1915 Tehciri esnasında mağdurların, hastalıkla değil, katliamla yoklara karıştıkları bahsine geçmeden, İttihatçıların, daha doğrusu “Talat ve Enver Paşaların tam bir inançla bel bağladıkları “Alman Müttefikliği” acaba nasıl bir yapıya sahipti?...” Bir de ona bakalım!... 
Alman İmparatoru, Kaiser II. Wilhelm (1859-1941) Osmanlı-Alman Müttefikliği’nin asıl çehresini şu görüş çerçevesinde dile getirmiştir ki; “hem tarihi bir belge ve hem de ibret alınacak bir vesika olarak okunması elzemdir!...” 
(Almanya dünya siyaset pazarına geç girdi. Sömürgeler tamamıyla paylaşıldı. Almanya için Afrika’da yer kalmadı. Bizim bundan sonra sömürgeleştirebileceğimiz yerler; ancak çökmekte olan İslâm ülkeleridir.

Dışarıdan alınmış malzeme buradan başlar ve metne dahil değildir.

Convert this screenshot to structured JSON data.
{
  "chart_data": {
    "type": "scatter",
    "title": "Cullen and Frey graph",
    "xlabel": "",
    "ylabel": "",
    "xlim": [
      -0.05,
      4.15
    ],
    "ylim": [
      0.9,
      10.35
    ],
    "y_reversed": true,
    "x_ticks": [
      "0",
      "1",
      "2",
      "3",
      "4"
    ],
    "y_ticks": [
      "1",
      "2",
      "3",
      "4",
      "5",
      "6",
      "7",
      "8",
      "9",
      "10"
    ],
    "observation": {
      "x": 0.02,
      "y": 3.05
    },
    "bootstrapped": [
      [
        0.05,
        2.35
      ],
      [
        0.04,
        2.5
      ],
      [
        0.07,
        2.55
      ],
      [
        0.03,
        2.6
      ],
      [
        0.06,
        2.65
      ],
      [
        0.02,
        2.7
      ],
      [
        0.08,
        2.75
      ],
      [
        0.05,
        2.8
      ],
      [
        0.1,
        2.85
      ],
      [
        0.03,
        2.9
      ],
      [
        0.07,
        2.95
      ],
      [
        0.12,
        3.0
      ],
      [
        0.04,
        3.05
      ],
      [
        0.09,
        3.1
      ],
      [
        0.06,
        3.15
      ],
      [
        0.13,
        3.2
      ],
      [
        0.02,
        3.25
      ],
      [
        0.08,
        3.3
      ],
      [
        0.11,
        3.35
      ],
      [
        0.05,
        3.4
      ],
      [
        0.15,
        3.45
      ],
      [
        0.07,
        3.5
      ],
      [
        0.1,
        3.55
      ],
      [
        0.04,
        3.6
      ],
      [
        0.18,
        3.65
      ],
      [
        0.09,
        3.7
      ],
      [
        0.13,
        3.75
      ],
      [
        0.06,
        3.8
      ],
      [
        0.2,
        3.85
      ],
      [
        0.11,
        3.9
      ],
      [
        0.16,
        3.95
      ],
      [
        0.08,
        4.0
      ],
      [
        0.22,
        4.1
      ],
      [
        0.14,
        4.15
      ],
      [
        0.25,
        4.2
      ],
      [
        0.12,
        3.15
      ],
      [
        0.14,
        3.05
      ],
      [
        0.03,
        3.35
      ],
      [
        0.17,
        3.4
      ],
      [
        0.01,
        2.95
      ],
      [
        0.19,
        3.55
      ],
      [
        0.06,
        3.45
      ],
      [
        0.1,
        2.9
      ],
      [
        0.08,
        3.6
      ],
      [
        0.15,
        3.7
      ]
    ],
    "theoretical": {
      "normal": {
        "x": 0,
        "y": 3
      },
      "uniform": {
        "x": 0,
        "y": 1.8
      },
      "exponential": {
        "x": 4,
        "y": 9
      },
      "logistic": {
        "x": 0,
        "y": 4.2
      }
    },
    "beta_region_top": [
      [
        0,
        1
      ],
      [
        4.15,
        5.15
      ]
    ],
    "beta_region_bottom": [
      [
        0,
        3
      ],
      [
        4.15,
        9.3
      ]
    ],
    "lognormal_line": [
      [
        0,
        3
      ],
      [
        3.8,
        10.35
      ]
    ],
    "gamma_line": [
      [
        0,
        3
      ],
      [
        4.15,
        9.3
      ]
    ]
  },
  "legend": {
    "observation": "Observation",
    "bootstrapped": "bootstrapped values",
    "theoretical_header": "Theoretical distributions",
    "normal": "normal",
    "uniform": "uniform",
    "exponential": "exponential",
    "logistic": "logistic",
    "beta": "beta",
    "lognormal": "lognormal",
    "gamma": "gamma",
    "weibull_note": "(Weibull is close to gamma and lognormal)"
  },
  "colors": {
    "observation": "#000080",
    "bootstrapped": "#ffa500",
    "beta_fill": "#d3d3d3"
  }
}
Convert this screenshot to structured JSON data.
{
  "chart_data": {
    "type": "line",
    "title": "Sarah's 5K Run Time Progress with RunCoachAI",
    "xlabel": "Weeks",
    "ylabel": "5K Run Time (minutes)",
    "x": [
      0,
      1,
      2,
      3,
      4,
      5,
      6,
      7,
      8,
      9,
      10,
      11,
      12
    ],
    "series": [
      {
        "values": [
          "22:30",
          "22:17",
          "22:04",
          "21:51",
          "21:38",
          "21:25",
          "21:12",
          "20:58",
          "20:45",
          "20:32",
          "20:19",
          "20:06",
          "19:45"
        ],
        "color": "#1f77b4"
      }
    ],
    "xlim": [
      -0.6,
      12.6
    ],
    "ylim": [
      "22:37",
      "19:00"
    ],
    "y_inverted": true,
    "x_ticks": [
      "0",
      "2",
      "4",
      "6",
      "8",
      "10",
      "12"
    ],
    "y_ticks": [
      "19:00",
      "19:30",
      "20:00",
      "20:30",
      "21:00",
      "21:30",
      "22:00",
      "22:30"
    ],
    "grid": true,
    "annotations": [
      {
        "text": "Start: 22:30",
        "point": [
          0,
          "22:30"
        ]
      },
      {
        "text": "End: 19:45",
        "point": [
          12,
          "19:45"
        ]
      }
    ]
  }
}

Almanya buraları “ekonomik sömürgeler” haline getirecektir. Bu maksada ulaşabilmek için “Fes giymek” gerekirse onu da giyeceğim.) 
Bu değerli belgeyi eserine geçmiş bulunan Tarihçi Asker, Altınay devamla şu tarihi tespitini kaydetmiştir ki, günümüzde dahi geçerlidir: “Ağustos 2012” 
(Durum bu merkezde olunca Enver’e telgraf çekmek, Talat’ı Osmanlı Diplomatı sıfatıyla selamlamak; gözetilen çıkarlar bakımından zûl sayılmazdı! 
III. Selim devrinde, Napolyon’un Elçisi “Sebastiyani” de “Kabakçı Mustafa”yı aynı emellerle alkışlamamış mıydı!...) 
1915 TEHCİRİ VE ÇERKEZ AHMET VAK’ASI!... 
(Bir akşam Eskişehir’e, Cemal Paşa’dan bir telgraf geldi: “Çerkez Ahmed’in trenden iner inmez, derhal tutuklanması emrediliyordu.” Hayret? Bunun herhalde çok önemli bir sebebi olması gerekiyordu. 
Gerçi Cemal Paşa’nın Ermenileri himaye ettiği, kendi bölgesine giren çaresiz insanları koruduğu biliniyordu. Fakat, Çerkez Ahmed’in tutuklanması daha önemli bir sebebe bağlı olması gerekti? 
Çünkü o, İttihatçı hükûmetin gözbebeği idi. Cavit Bey’in şerefine, Zeki Bey’i öldürenler arasında bulunan bu İttihatçı fedai, şimdi neden tutuklanıyordu?... 
İttihat ve Terakki Fırkası’nın iktidardan düşüşü üzerine, cinayetle suçlanarak hüküm giyen bu adam; 10 Ocak tarihindeki Bab-ı Âli Baskını’ndan hemen sonra affedilen bu vatan mücahidi; İttihat iktidarının selâmeti için her türlü fedakârlığı göze almış bir kişi idi. Hatta cihat arkadaşı Nazım’la beraber son Cihan Savaşı’nda, “İttihat-ı İslâm” adına Kafkas Cephesine gitmemiş miydi? Çerkez Ahmet gerçek bir mücahitti. Millî Eğitim Bakanı Şükrü Bey, yakında onun adına bir ilk veya orta-mektep açacaktı. 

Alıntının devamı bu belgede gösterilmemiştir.